I think it depends on the order. The first has scope over the second.
>Statements like "Aspects are not about temporal relationships." seem utterly nonsensical to me (assuming you mean ZAhO where you wrote "Aspects").
Aspects are temporal properties of an event, but not temporal relationships to something else. See:
http://en.wikipedia.org/wiki/Grammatical_aspect
The Wikipedia description is fairly good: " Aspect can be a difficult concept to convey and understand intuitively. Because they both convey some sense of time, aspect is often confused with the closely-related concept of tense. While tense relates the time of a situation to some other time, commonly the time of speaking, aspect conveys other temporal information, such as duration, completion, or frequency, as it relates to the time of action. Thus tense refers to temporally when while aspect refers to temporally how. Aspect can be said to describe the texture of the time in which a situation occurs, such as a single point of time, a continuous range of time, a sequence of discrete points in time, etc., whereas tense indicates its location in time."

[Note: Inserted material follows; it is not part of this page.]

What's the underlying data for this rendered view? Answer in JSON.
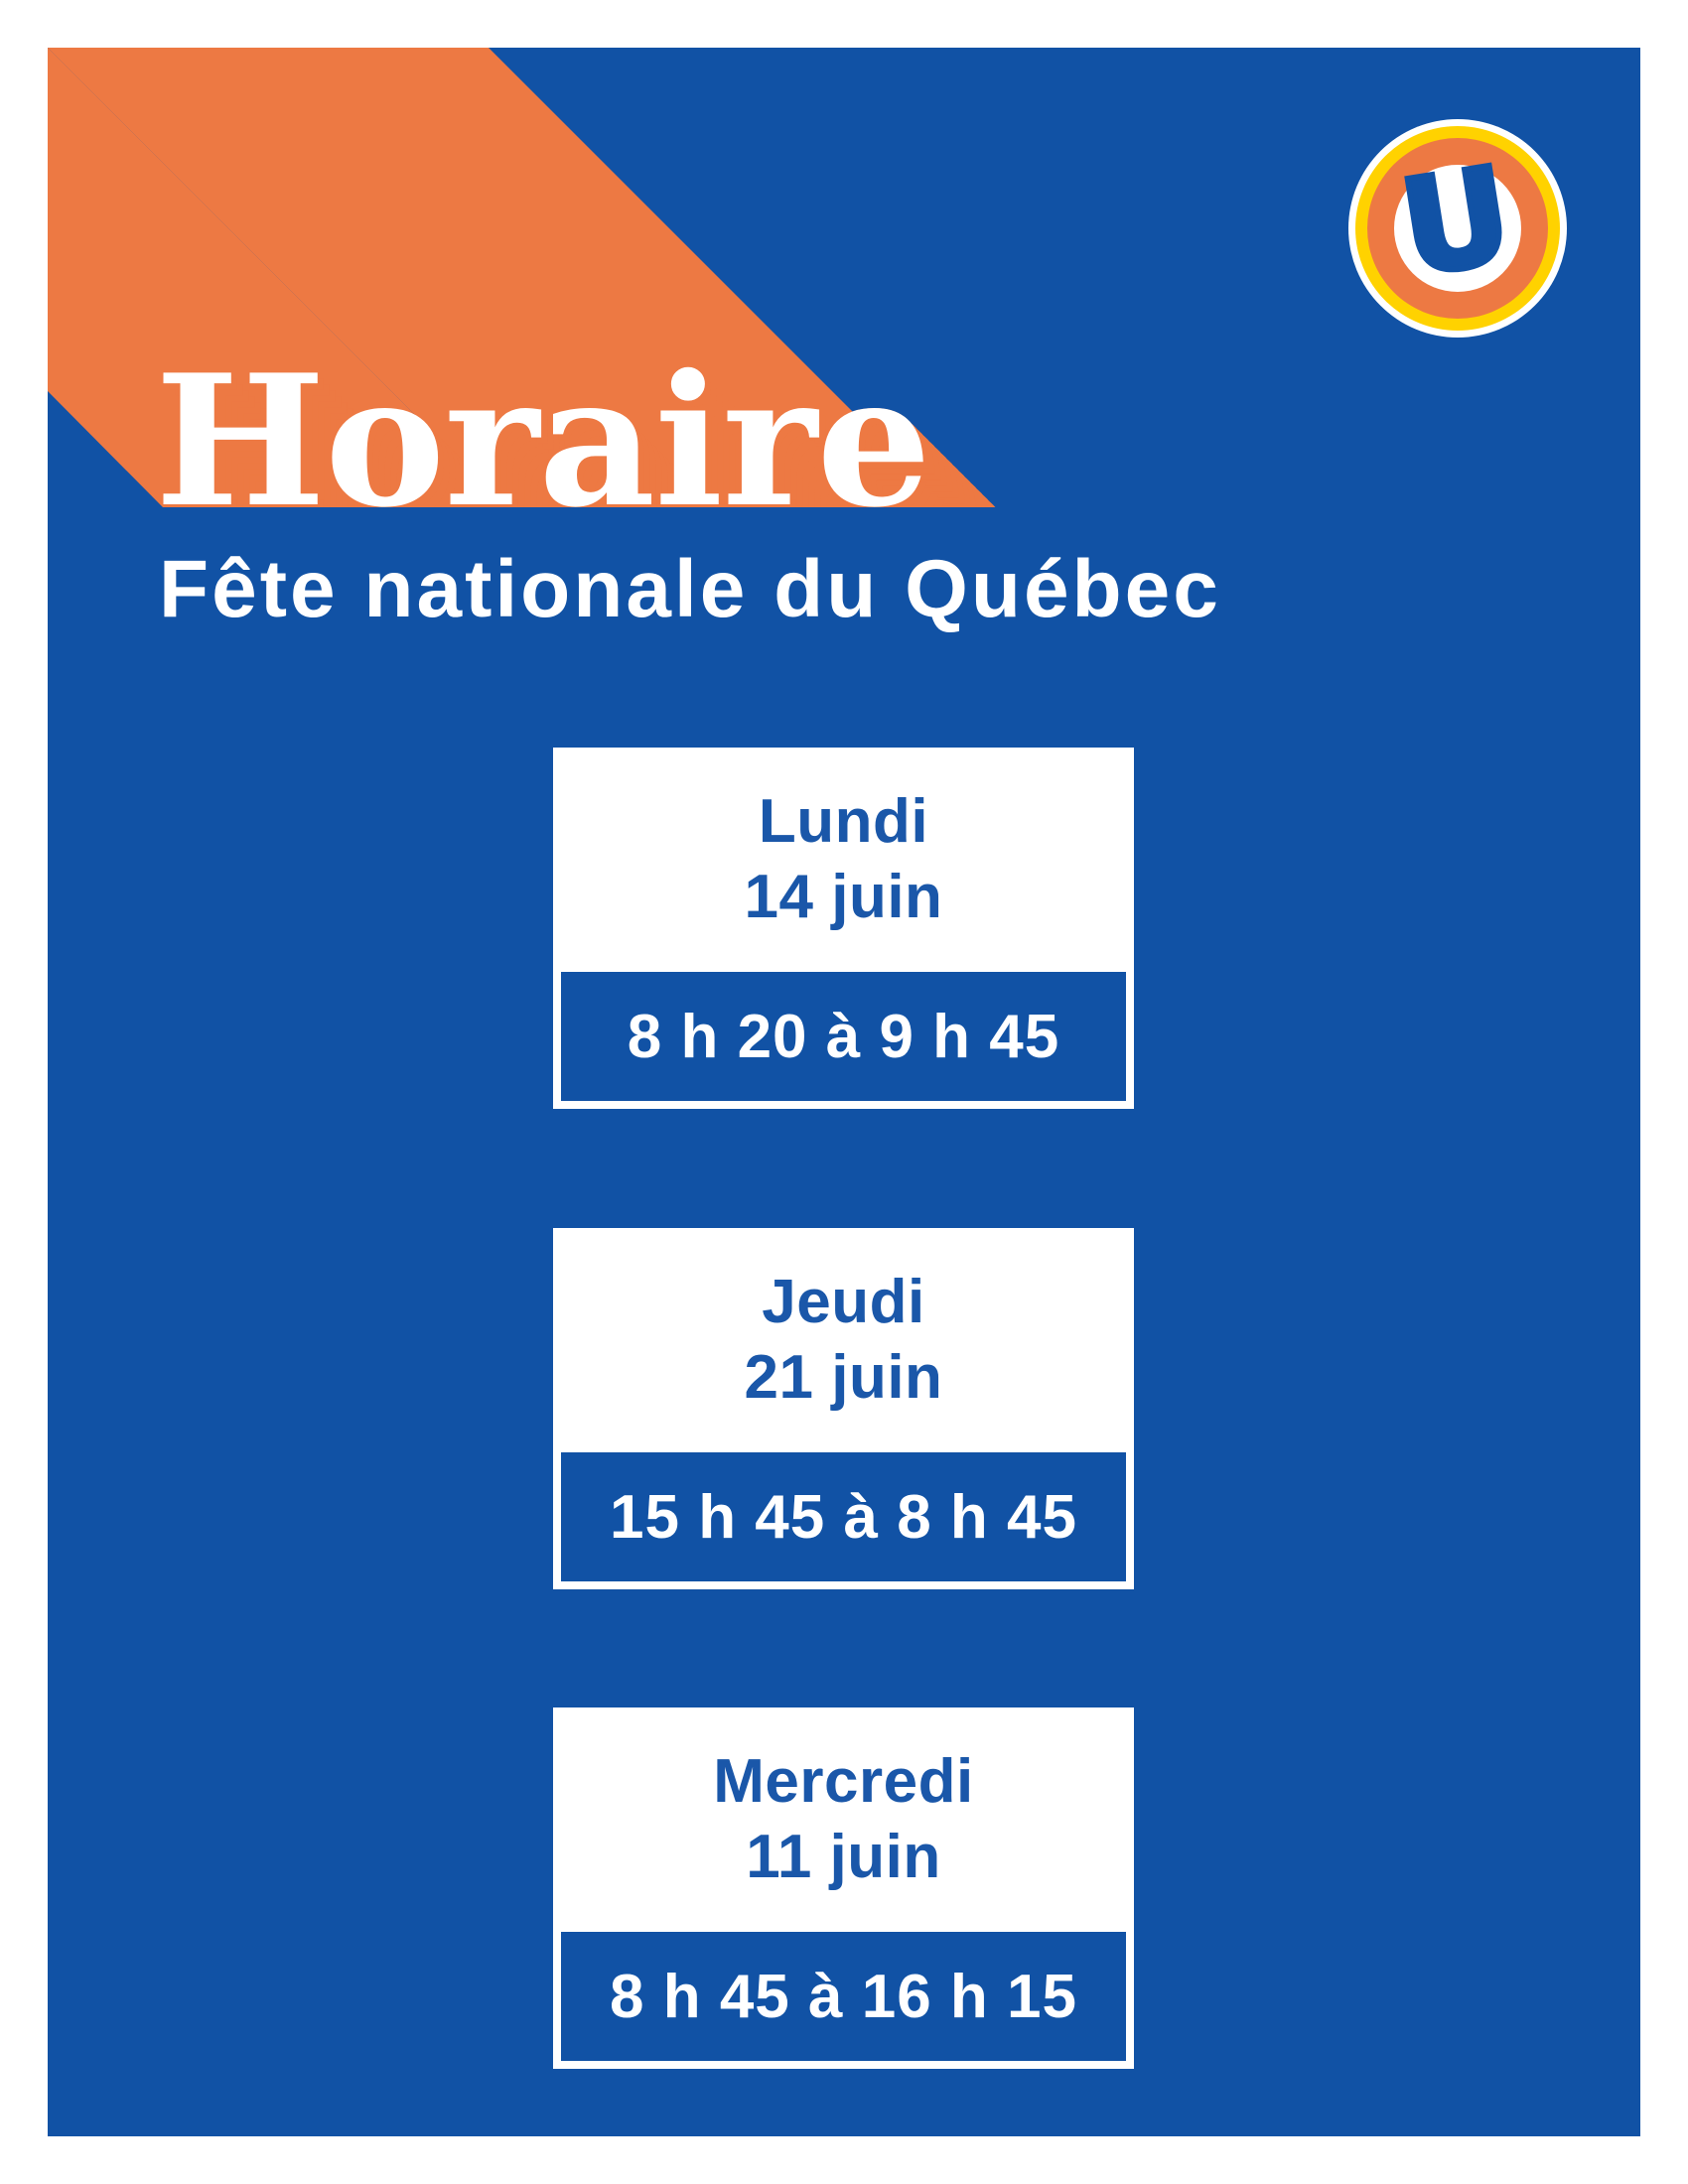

>"Of course ZAhO are about temporal relationships. They specify where the imaginary journey ends relative to the event being discussed (in the aftermath, at the beginning, in the middle, at the end, etc.). They very much resemble English tenses, unlike PU.
English does not separate tense and aspect as well as Lojban does, but it can still be said to have one morphological mark of tense and two morphological marks of aspect. The tense mark is the past -ed ending (for most verbs, its equivalent for irregular ones). The aspect marks are the "BE -ING" and "HAVE -EN" constructions, which can also be combined into "HAVE BEEN -ING".
Of course English is not as regular as Lojban, but these English marks roughly correspond to "pu", "ca'o" and "ba'o".
(English also uses the auxiliary "will" that corresponds to "ba", but in English it belongs to a different system than "pu".)
The only way you can say that ZAhO resembles English tenses better than PU is if you are calling "BE -ING" and "HAVE -EN" tenses rather than aspects.